In this regard, in fact, in recent years there has been a drastic drop in the coverage offered by companies, which offer less and less comprehensive insurance to employees.

Several studies, however, highlight how this is a double-edged sword: in fact, in the face of lower direct expenditure, the companies that adopt this practice record strong drops in the involvement of their employees, with a consequent reduction in productivity, and therefore also of revenue.

 The little extras that are not enough to counteract discontent

Many companies have undertaken a very common practice in Silicon Valley: that of offering small “goodies” that should, in theory, make the workplace more welcoming and less stressful. So we find, especially in large companies, a series of ancillary services such as gyms, quality cafes, gourmet restaurants, game rooms and so on.

Of course, working in a less severe environment can certainly help make the day less stressful, giving us moments of leisure in which to socialize with colleagues and release some accumulated tension.

The problem is that often these ancillary benefits are used almost to justify unusual job requests, such as overtime, exhausting working hours, and other types of employee sacrifices.
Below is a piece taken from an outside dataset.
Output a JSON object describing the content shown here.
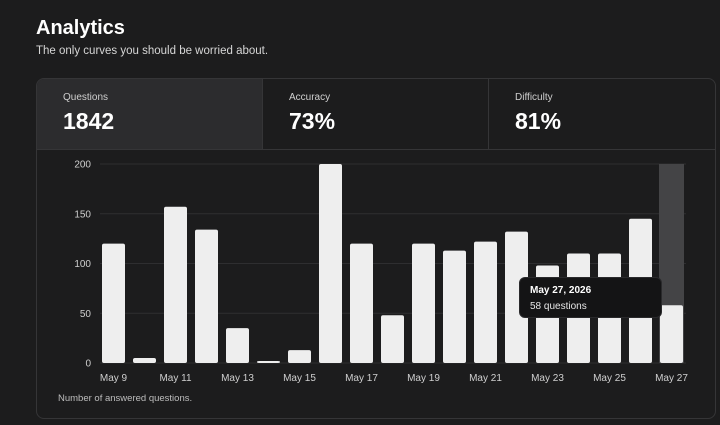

Several studies show that one of the factors that most affects our work experience concerns our sense of independence and autonomy, that is, how free we are to organize work and time to pursue our goals.

Why can’t we continue like this

These problems that we have identified do not show signs of diminishing, but of increasing. Companies find themselves operating in increasingly competitive markets, in increasingly precarious and weak economic / financial situations.

On the other hand, the demands from investors and shareholders are getting stronger. For this reason, companies are increasingly faced with methods whose primary objective is to increase earnings even in the face of difficult situations.

In practical terms, this often translates into an increase in the workload for employees at all levels, with cascading consequences that inevitably end up raising levels of stress and malaise.

How to change things

A change of this magnitude requires a great deal of effort, and it is therefore important to understand what the steps are to follow.

1. We must start measuring the health, both physical and mental, of employees. These measurements must be equated in importance to other types of consequences of the company’s operations, such as emissions and pollution.

2. We must start identifying and publicly labeling those companies that adopt and encourage such behavior, so that we can use social pressure to push them to change.

3. Governments and authorities must take action to implement rules and regulations governing these aspects of working life, encouraging and promoting the adoption of strategies aimed at reducing employee malaise, and sanctioning those who continue to create toxic work environments.

4. Anticipate the excuses and justifications that will be presented by those who refuse to change their attitude towards their employees. It is not a problem that only affects a company or sector. It is a widespread phenomenon, and must be fought on all fronts.

5. Finally, it is necessary to train a new ruling class, which stops putting earnings first, at the expense of people’s health. As long as leaders are rewarded based only on company earnings, workplace toxicity will remain a widespread problem.